After all, your domain is still ranking for the search, and the URL that ranks is relevant and links to the ideal result. That's better than disppearing.
| 3:19 am on Oct 3, 2006 (gmt 0)|
This is something that affects me from time to time on some searches, it does seem to come and go for no obvious reason.
I didn't see this mentioned, but when the index pages are higher ranked, are they accompanied by a second, indented, listing for a more targeted page? They frequently are in my case, and which comes first seems to rotate, but the dual listings remain.
I agree that changing the indexable status of the title only indexes might be something not to rush into right now.
You also don't mention how long these articles are.

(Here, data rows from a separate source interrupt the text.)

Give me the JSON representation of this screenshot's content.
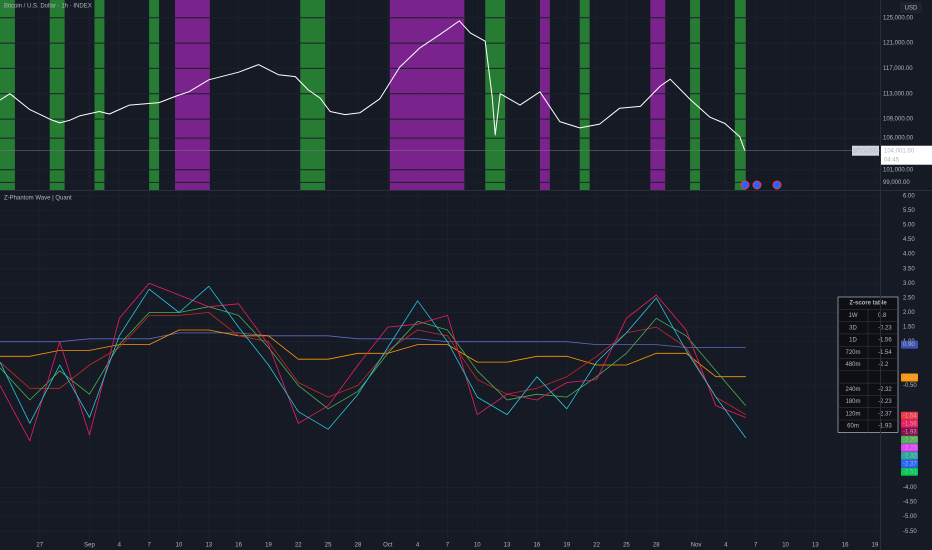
{
  "header": {
    "title": "Bitcoin / U.S. Dollar · 1h · INDEX",
    "currency": "USD"
  },
  "x_axis": {
    "xlim": [
      -9,
      79.5
    ],
    "ticks": [
      {
        "value": -5,
        "label": "27"
      },
      {
        "value": 0,
        "label": "Sep"
      },
      {
        "value": 3,
        "label": "4"
      },
      {
        "value": 6,
        "label": "7"
      },
      {
        "value": 9,
        "label": "10"
      },
      {
        "value": 12,
        "label": "13"
      },
      {
        "value": 15,
        "label": "16"
      },
      {
        "value": 18,
        "label": "19"
      },
      {
        "value": 21,
        "label": "22"
      },
      {
        "value": 24,
        "label": "25"
      },
      {
        "value": 27,
        "label": "28"
      },
      {
        "value": 30,
        "label": "Oct"
      },
      {
        "value": 33,
        "label": "4"
      },
      {
        "value": 36,
        "label": "7"
      },
      {
        "value": 39,
        "label": "10"
      },
      {
        "value": 42,
        "label": "13"
      },
      {
        "value": 45,
        "label": "16"
      },
      {
        "value": 48,
        "label": "19"
      },
      {
        "value": 51,
        "label": "22"
      },
      {
        "value": 54,
        "label": "25"
      },
      {
        "value": 57,
        "label": "28"
      },
      {
        "value": 61,
        "label": "Nov"
      },
      {
        "value": 64,
        "label": "4"
      },
      {
        "value": 67,
        "label": "7"
      },
      {
        "value": 70,
        "label": "10"
      },
      {
        "value": 73,
        "label": "13"
      },
      {
        "value": 76,
        "label": "16"
      },
      {
        "value": 79,
        "label": "19"
      }
    ]
  },
  "price_pane": {
    "type": "line",
    "symbol": "BTCUSD",
    "last_price": {
      "value": 104001.5,
      "label": "104,001.50"
    },
    "countdown": "04:45",
    "ylim": [
      97800,
      127800
    ],
    "yticks": [
      {
        "value": 125000,
        "label": "125,000.00"
      },
      {
        "value": 121000,
        "label": "121,000.00"
      },
      {
        "value": 117000,
        "label": "117,000.00"
      },
      {
        "value": 113000,
        "label": "113,000.00"
      },
      {
        "value": 109000,
        "label": "109,000.00"
      },
      {
        "value": 106000,
        "label": "106,000.00"
      },
      {
        "value": 101000,
        "label": "101,000.00"
      },
      {
        "value": 99000,
        "label": "99,000.00"
      }
    ],
    "color": "#ffffff",
    "x": [
      -9,
      -8,
      -6,
      -4,
      -3,
      -2,
      -1,
      1,
      2,
      4,
      7,
      9,
      10,
      12,
      15,
      17,
      19,
      20.7,
      22,
      23.2,
      24.2,
      25.7,
      27.2,
      29.2,
      31.2,
      33.2,
      35.2,
      37.2,
      38.3,
      39.8,
      40.5,
      40.8,
      41.3,
      43.3,
      45.3,
      47.3,
      49.3,
      51.3,
      53.3,
      55.4,
      57.4,
      58.4,
      60.4,
      62.4,
      63.9,
      65.4,
      65.9
    ],
    "values": [
      112000,
      113000,
      110500,
      109000,
      108400,
      108800,
      109500,
      110200,
      109800,
      111200,
      111600,
      112800,
      113300,
      115200,
      116400,
      117600,
      116000,
      115700,
      113600,
      112300,
      110200,
      109700,
      110000,
      112200,
      117200,
      120200,
      122300,
      124500,
      122600,
      121300,
      112500,
      106500,
      113000,
      111200,
      113300,
      108600,
      107600,
      108200,
      110700,
      111000,
      114200,
      115300,
      112100,
      109300,
      108300,
      106200,
      104000
    ],
    "bands": [
      {
        "from": -9,
        "to": -7.5,
        "color": "#2e9e3a"
      },
      {
        "from": -4,
        "to": -2.5,
        "color": "#2e9e3a"
      },
      {
        "from": 0.5,
        "to": 1.5,
        "color": "#2e9e3a"
      },
      {
        "from": 6,
        "to": 7,
        "color": "#2e9e3a"
      },
      {
        "from": 8.6,
        "to": 12.1,
        "color": "#9c27b0"
      },
      {
        "from": 21.2,
        "to": 23.7,
        "color": "#2e9e3a"
      },
      {
        "from": 30.2,
        "to": 37.7,
        "color": "#9c27b0"
      },
      {
        "from": 39.8,
        "to": 41.8,
        "color": "#2e9e3a"
      },
      {
        "from": 45.3,
        "to": 46.3,
        "color": "#9c27b0"
      },
      {
        "from": 49.3,
        "to": 50.3,
        "color": "#2e9e3a"
      },
      {
        "from": 56.4,
        "to": 57.9,
        "color": "#9c27b0"
      },
      {
        "from": 60.4,
        "to": 61.4,
        "color": "#2e9e3a"
      },
      {
        "from": 64.9,
        "to": 66,
        "color": "#2e9e3a"
      }
    ]
  },
  "indicator_pane": {
    "type": "line",
    "title": "Z-Phantom Wave | Quant",
    "ylim": [
      -5.8,
      6.2
    ],
    "yticks": [
      {
        "value": 6,
        "label": "6.00"
      },
      {
        "value": 5.5,
        "label": "5.50"
      },
      {
        "value": 5,
        "label": "5.00"
      },
      {
        "value": 4.5,
        "label": "4.50"
      },
      {
        "value": 4,
        "label": "4.00"
      },
      {
        "value": 3.5,
        "label": "3.50"
      },
      {
        "value": 3,
        "label": "3.00"
      },
      {
        "value": 2.5,
        "label": "2.50"
      },
      {
        "value": 2,
        "label": "2.00"
      },
      {
        "value": 1.5,
        "label": "1.50"
      },
      {
        "value": 1,
        "label": "1.00"
      },
      {
        "value": -0.5,
        "label": "-0.50"
      },
      {
        "value": -4,
        "label": "-4.00"
      },
      {
        "value": -4.5,
        "label": "-4.50"
      },
      {
        "value": -5,
        "label": "-5.00"
      },
      {
        "value": -5.5,
        "label": "-5.50"
      }
    ],
    "x": [
      -9,
      -6,
      -3,
      0,
      3,
      6,
      9,
      12,
      15,
      18,
      21,
      24,
      27,
      30,
      33,
      36,
      39,
      42,
      45,
      48,
      51,
      54,
      57,
      60,
      63,
      66
    ],
    "series": [
      {
        "color": "#5c6bc0",
        "values": [
          1.0,
          1.0,
          1.0,
          1.1,
          1.1,
          1.1,
          1.3,
          1.3,
          1.3,
          1.2,
          1.2,
          1.2,
          1.1,
          1.1,
          1.1,
          1.0,
          1.0,
          1.0,
          1.0,
          1.0,
          0.9,
          0.9,
          0.9,
          0.8,
          0.8,
          0.8
        ]
      },
      {
        "color": "#ff9800",
        "values": [
          0.5,
          0.5,
          0.7,
          0.7,
          0.9,
          0.9,
          1.4,
          1.4,
          1.2,
          1.2,
          0.4,
          0.4,
          0.6,
          0.6,
          0.9,
          0.9,
          0.3,
          0.3,
          0.5,
          0.5,
          0.2,
          0.2,
          0.6,
          0.6,
          -0.2,
          -0.2
        ]
      },
      {
        "color": "#c62828",
        "values": [
          0.3,
          -0.6,
          -0.6,
          0.2,
          0.8,
          1.9,
          1.9,
          2.0,
          1.2,
          1.0,
          -0.4,
          -0.9,
          -0.5,
          0.7,
          1.4,
          1.2,
          -0.3,
          -0.8,
          -0.6,
          -0.2,
          0.5,
          1.3,
          1.5,
          0.8,
          -0.9,
          -1.5
        ]
      },
      {
        "color": "#4caf50",
        "values": [
          0.1,
          -1.0,
          0.0,
          -0.8,
          0.9,
          2.0,
          2.0,
          2.2,
          1.9,
          0.8,
          -0.5,
          -1.3,
          -0.7,
          0.6,
          1.7,
          1.4,
          0.0,
          -1.0,
          -0.8,
          -0.9,
          -0.2,
          0.6,
          1.8,
          1.2,
          0.0,
          -1.2
        ]
      },
      {
        "color": "#e91e63",
        "values": [
          -0.5,
          -2.4,
          1.0,
          -2.2,
          1.8,
          3.0,
          2.6,
          2.2,
          2.3,
          0.9,
          -1.8,
          -1.2,
          0.2,
          1.5,
          1.6,
          1.9,
          -1.5,
          -0.8,
          -1.0,
          -0.4,
          -0.3,
          1.8,
          2.6,
          1.4,
          -1.2,
          -1.6
        ]
      },
      {
        "color": "#26c6da",
        "values": [
          0.3,
          -1.8,
          0.2,
          -1.6,
          1.2,
          2.8,
          2.0,
          2.9,
          1.5,
          0.2,
          -1.4,
          -2.0,
          -0.8,
          0.8,
          2.4,
          1.0,
          -0.9,
          -1.5,
          -0.2,
          -1.3,
          0.3,
          1.3,
          2.5,
          0.7,
          -0.9,
          -2.3
        ]
      }
    ],
    "value_labels": [
      {
        "value": 0.9,
        "label": "0.90",
        "color": "#3f51b5"
      },
      {
        "value": -0.23,
        "label": "-0.23",
        "color": "#ff9800"
      },
      {
        "value": -1.54,
        "label": "-1.54",
        "color": "#f23645"
      },
      {
        "value": -1.56,
        "label": "-1.56",
        "color": "#e91e63"
      },
      {
        "value": -1.93,
        "label": "-1.93",
        "color": "#880e4f"
      },
      {
        "value": -2.2,
        "label": "-2.20",
        "color": "#4caf50"
      },
      {
        "value": -2.23,
        "label": "-2.23",
        "color": "#e040fb"
      },
      {
        "value": -2.32,
        "label": "-2.32",
        "color": "#26a69a"
      },
      {
        "value": -2.37,
        "label": "-2.37",
        "color": "#2962ff"
      },
      {
        "value": -2.51,
        "label": "-2.51",
        "color": "#00c853"
      }
    ],
    "table": {
      "title": "Z-score table",
      "rows": [
        {
          "label": "1W",
          "value": "0.8",
          "color": "#5c6bc0"
        },
        {
          "label": "3D",
          "value": "-0.23",
          "color": "#ff9800"
        },
        {
          "label": "1D",
          "value": "-1.56",
          "color": "#b71c1c"
        },
        {
          "label": "720m",
          "value": "-1.54",
          "color": "#f44336"
        },
        {
          "label": "480m",
          "value": "-2.2",
          "color": "#4caf50"
        },
        {
          "label": "240m",
          "value": "-2.32",
          "color": "#26a69a"
        },
        {
          "label": "180m",
          "value": "-2.23",
          "color": "#e040fb"
        },
        {
          "label": "120m",
          "value": "-2.37",
          "color": "#00e676"
        },
        {
          "label": "60m",
          "value": "-1.93",
          "color": "#880e4f"
        }
      ]
    }
  }
}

Unless they're fairly long, I suspect that with 30 or so snippets on each, the index pages might actually have more content than the article pages, and that might make a difference sometimes.
While that might not raise the specific keyword density as it relates to each snippet, if the articles are related enough in general, it could easily raise the amount of related, or supporting, language for the index page as compared to the article page. Watching my own serps for content pages and the related index pages it seems like that might sometimes make a difference.
| 5:40 am on Oct 3, 2006 (gmt 0)|
Happens to me with my sitemap (for probably the exact same PR-related reasons), but this gives me an idea. If you can't lick'em, join'em.
Basically, I need to look at ways of picking off the search term and using it to get the visitor right to the desired info. Redirecting to a separate page (the "right" one, from my view) might be too heavy handed. But I can put named anchors on each snippet and redirect to what I think is the correct snippet. Or generate the page dynamically, and move the "correct" snippet to the top and highlight it.
Alas, does nothing for the growing percentage of browsers who block the Referer: header and thence the search query.
| 10:33 pm on Oct 3, 2006 (gmt 0)|
De-indexing the page that you don't want to show, will not necessarily result in the page that you do want to show actually appearing in its place. I would be very wary of making changes involving nofollow attributes.